According to the opinion of the writer, the greatest German band of all time, DAF (which stands for Deutsch Amerikanische Freundschaft, or German-American Friendship), are universally considered the inventors of the Electronic Body Music genre, a kind of hard dance music where the rhythm was marked more by the synth textures than by the beats.

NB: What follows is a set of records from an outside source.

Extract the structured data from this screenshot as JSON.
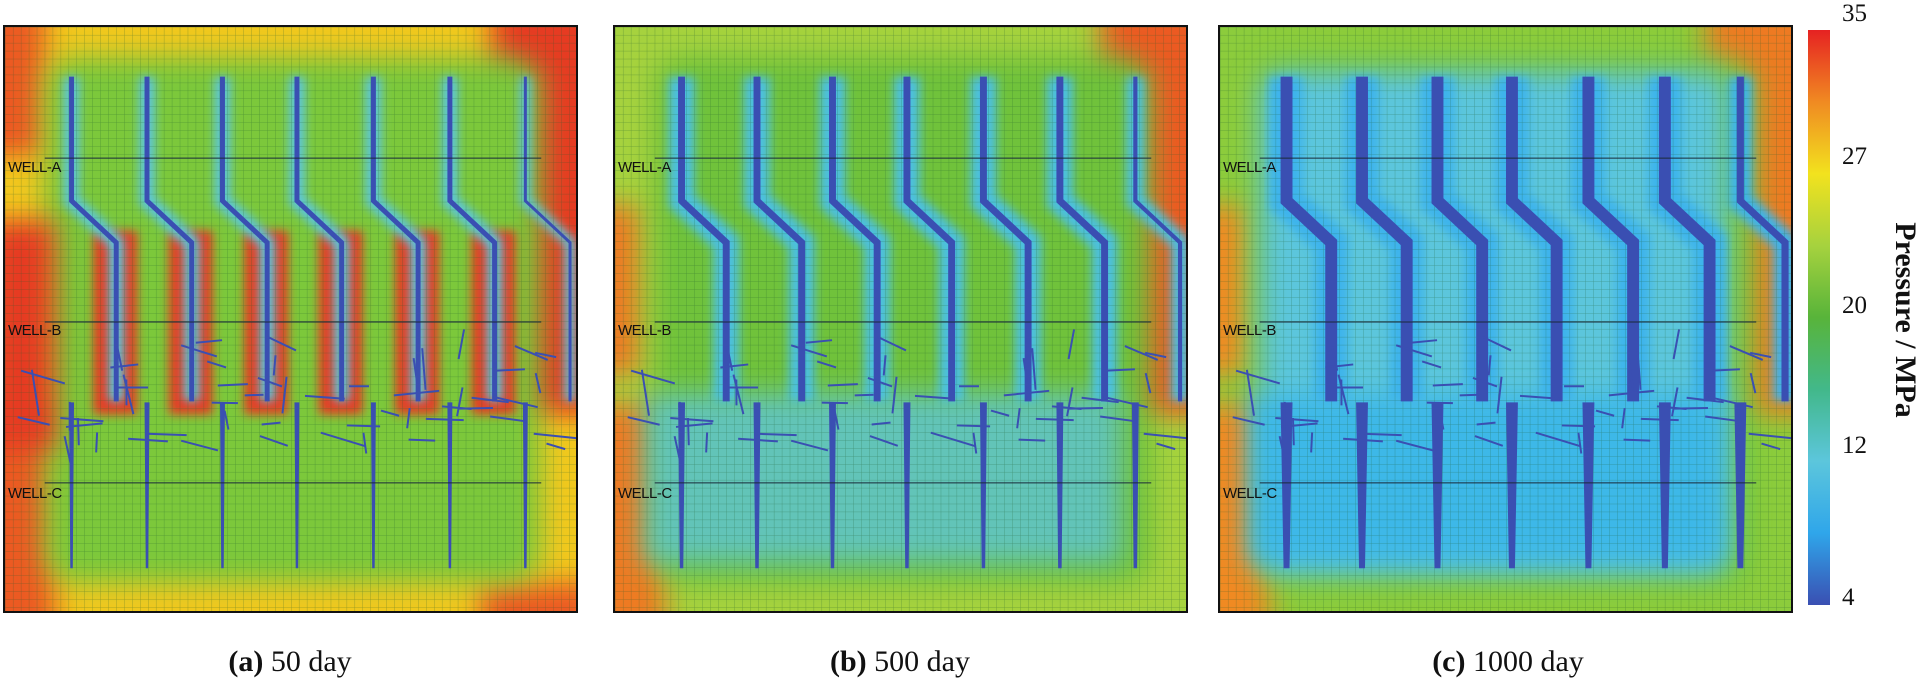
{
  "panels": [
    {
      "label": "(a)",
      "text": " 50 day",
      "wells": [
        "WELL-A",
        "WELL-B",
        "WELL-C"
      ]
    },
    {
      "label": "(b)",
      "text": " 500 day",
      "wells": [
        "WELL-A",
        "WELL-B",
        "WELL-C"
      ]
    },
    {
      "label": "(c)",
      "text": " 1000 day",
      "wells": [
        "WELL-A",
        "WELL-B",
        "WELL-C"
      ]
    }
  ],
  "colorbar": {
    "title": "Pressure / MPa",
    "ticks": [
      "35",
      "27",
      "20",
      "12",
      "4"
    ],
    "range": [
      4,
      35
    ],
    "colors": [
      "#e62222",
      "#f08a22",
      "#f2e21e",
      "#a6d23e",
      "#58b43a",
      "#42b88a",
      "#5cc6dc",
      "#2fa6ea",
      "#3a4fb2"
    ]
  }
}
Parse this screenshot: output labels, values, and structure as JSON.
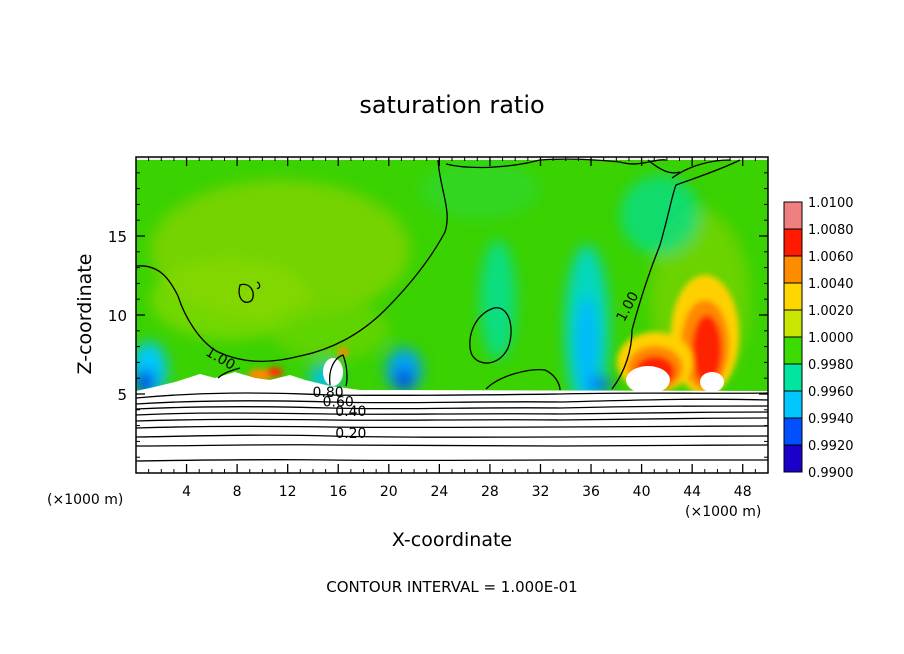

Like the American band Suicide, the music of DAF was minimalistic and constructed exclusively on two elements: the martial rhythm and the dark and driving synthetic progressions of drummer and composer Robert Görl, and the deep and flamboyant voice of the singer of Spanish origin, Gabi Delgado Lopez. The declared aim of the two was to create music in opposition to Anglo-American tunes and those popular in the leftist alternative social centers that monopolized music with their "single thought". In reaction to all this, the Düsseldorf duo recorded a track that would mark, for better or worse, their entire career: the alternative club hit "Der Mussolini". With its unforgettable distorted synth loop and a provocative lyric (dance Mussolini... dance Adolf Hitler... dance communism... dance Jesus Christ) that sparked a storm of controversy (and fruitful sales), the track is not a neo-fascist anthem but simply a provocation to conformism and the "always-right left", a little like the swastikas of the Sex Pistols a few years earlier, except that unlike the British group, the unjust label of neo-Nazi would remain stuck to the Germans; this is the main reason why, despite their undeniable musical merits, very few people know about DAF, overlooked for imagined “political” reasons.
But "Alles ist gut" is not just "Der Mussolini" but an album of ten wonderful tracks: the erotic "Rote Lippen" and "Mein Herz macht Bum" with Delgado's voice reminiscent of the lust of Alan Vega's "Girl" with moans and sighs, the mental alienation of "Ich und die Wirklichkeit" and "Verlier nicht den Kopf", the romance of "Als war’s das letzte Mal", the martial (in every sense) "Alle gegen Alle", the dark "Sato-Sato", and the title track that closes the album with black sarcasm: over an oppressive synthesizer background, in a way that suggests exactly the opposite of the words, "Everything is good" sings Delgado. A must for lovers of music without prejudice.